United States District Court Orders Convicted Cigarette Tax Evaders To Pay Municipality Of Anchorage Over Two Million Dollars In Restitution
Anchorage, Alaska - U.S. Attorney Karen L. Loeffler announced today that United States District Court Judge Sharon L. Gleason ordered Michael Butler, 44, along with Sun Sims, 52, Kyong Hee Kim, 57, Jae Ho Lee, 60, Jae Gak Lee, 62, and Jerry Lee, 60, to pay a total of $2,007, 250, plus interest, in restitution to the Municipality of Anchorage following their convictions on charges that they were participants in a conspiracy to defraud the Municipality of Anchorage (MOA) by evading the payment of cigarette excise tax. The conspirators were indicted on July 18, 2013, on charges including mail fraud, conspiracy to commit money laundering, and conspiracy to make false statements regarding the distribution of cigarettes. Kyong Hee Kim, Sun Sims, Kimberly Sims, Jae Ho Lee, Jae Gak Lee, and Jerry Lee previously pleaded guilty in U.S. District Court for their roles in the conspiracy and other criminal violations. Michael Butler was convicted at trial in November 2014.
According to the court documents, Michael Butler and Sun Sims operated and managed Up in Smoke, located in the MOA, and Golden Eagle Tobacco and Longmere Lake Grocery and Liquor, both located outside the MOA. Because they owned Golden Eagle Tobacco and Longmere Lake Grocery and Liquor, Butler and Sims could legitimately purchase MOA excise tax exempt cigarettes from tobacco wholesale distributors located in the MOA, but only if those cigarettes were actually transported outside of the MOA and offered for sale at those two stores. However, cigarettes that they purchased within the MOA and intended to sell at Up in Smoke or distribute to others within the MOA were not excise tax exempt.
Between 2009 and October 10, 2012, Michael Butler and Sun Sims used their Golden Eagle Tobacco and Longmere Lake Grocery and Liquor store accounts with tobacco wholesale distributors within the MOA to purchase excise tax exempt cigarettes that they intended to sell and distribute within the MOA. Thus, they avoided paying the MOA excise tax and increased their own profits.

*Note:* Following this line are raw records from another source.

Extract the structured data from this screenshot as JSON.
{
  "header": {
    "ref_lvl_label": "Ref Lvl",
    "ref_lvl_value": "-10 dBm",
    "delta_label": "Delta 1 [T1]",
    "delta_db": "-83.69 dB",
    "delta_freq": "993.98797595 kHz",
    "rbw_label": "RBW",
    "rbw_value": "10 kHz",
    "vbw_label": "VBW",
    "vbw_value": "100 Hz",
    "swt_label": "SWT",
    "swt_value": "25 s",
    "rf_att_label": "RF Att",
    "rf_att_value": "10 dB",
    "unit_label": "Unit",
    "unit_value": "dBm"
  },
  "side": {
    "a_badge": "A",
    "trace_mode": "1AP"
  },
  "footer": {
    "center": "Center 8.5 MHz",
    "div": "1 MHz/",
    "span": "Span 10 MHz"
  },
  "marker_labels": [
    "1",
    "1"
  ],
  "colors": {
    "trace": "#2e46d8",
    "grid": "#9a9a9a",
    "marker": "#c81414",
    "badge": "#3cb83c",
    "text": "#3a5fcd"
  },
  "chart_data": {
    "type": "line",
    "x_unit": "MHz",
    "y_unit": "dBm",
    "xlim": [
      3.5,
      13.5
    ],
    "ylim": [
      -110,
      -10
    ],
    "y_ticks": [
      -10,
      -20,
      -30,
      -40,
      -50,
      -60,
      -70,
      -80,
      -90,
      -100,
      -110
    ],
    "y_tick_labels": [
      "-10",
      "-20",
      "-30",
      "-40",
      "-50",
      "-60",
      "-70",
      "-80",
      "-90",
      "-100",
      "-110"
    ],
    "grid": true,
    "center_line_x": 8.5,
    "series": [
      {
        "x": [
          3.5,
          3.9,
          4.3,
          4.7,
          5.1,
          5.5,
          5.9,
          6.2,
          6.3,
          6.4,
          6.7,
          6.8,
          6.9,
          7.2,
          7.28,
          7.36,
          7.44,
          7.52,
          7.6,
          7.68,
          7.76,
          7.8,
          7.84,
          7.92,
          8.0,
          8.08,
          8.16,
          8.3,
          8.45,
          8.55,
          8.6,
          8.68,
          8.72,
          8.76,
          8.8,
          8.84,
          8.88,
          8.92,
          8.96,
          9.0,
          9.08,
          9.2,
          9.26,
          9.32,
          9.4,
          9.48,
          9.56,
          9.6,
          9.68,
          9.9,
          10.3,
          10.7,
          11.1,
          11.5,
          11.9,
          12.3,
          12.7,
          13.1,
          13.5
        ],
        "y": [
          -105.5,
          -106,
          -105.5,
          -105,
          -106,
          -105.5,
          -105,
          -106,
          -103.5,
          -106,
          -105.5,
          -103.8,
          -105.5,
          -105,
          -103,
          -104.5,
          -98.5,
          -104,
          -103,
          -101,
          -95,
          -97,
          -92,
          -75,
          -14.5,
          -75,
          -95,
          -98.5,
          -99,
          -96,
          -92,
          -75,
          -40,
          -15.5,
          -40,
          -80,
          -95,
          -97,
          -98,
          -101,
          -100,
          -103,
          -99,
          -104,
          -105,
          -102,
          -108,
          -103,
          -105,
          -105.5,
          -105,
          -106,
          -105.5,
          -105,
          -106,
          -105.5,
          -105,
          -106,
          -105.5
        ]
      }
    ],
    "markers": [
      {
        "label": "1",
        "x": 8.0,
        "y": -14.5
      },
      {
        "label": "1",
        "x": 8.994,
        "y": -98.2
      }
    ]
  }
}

The other co-conspirators paid a fee to Michael Butler and Sun Sims for the purchase of excise tax exempt cigarettes. They paid this fee for the tax exempt cigarette in an effort to avoid paying the tax owed to the MOA. Butler and Sims would collect payment from Kyong Hee Kim and other retailers. They would then convert the money collected into cashier’s checks that appeared to be purchased by either Golden Eagle Tobacco or Longmere Lake Grocery and Liquor. They then used these cashier’s checks to purchase more tax exempt cigarettes, which they then delivered to the following retail stores within the MOA:
- Up in Smoke, owned and operated by Michael Butler and Sun Sims and managed by Kimberly Sims
- Mini Stop, owned and operated by Kyong Hee Kim
- Party Time Liquor, owned and operated by Jae Gak Lee
- Cheap Smokes, owned and operated by Jae Ho Lee
- Lucky Seven Foodmart, owned and operated by Jerry Lee
The defendants received the following sentences:
- Michael Butler sentenced on 3/13/15 to 36 months incarceration, 3 years supervised release.
- Sun Sims sentenced on 2/4/15 to 34 months incarceration, 3 years supervised release, $18,000 fine.
- Jae Gak Lee sentenced on 2/2/15 to 16 months incarceration, 3 years supervised release, $100,000 fine.
- Jae Ho Lee, sentenced on 1/21/15 to 16 months incarceration, 3 years supervised release.
- Kimberly Crandell, sentenced on 1/21/15 to 3 years’ probation, $1,500 fine.
- Jerry Lee, sentenced on 1/20/15 to 9 months incarceration, 3 years supervised release.
- Kyong Hee Kim sentenced 12/4/14 to 5 years’ probation.
“Tax evasion unfairly shifts the burden to honest American taxpayers,” said Special Agent in Charge Teri Alexander. “IRS Criminal Investigation together with the Department of Justice will continue to work vigorously to protect our national and local tax systems.”
Municipal Treasurer Daniel Moore added, “On behalf of Anchorage taxpayers who stood as the collective victims in this case, the Municipality appreciates the successful efforts of DOJ, APD, and the IRS in obtaining felony convictions, appropriate jail terms, and restitution. The Municipality expects the results of this case will send a strong deterrent message to white collar criminals who seek to scheme and defraud the government in taxes owed and then expect all other local taxpayers to cover the shortage in revenue to fund city services.”
Assistant U.S. Attorney Stephan A. Collins of the U.S. Attorney’s Office, District of Alaska, prosecuted the case. The case was investigated by the Internal Revenue Service Criminal Investigation (IRS-CI), Alcohol Tobacco and Firearms (ATF), and the Anchorage Police Department.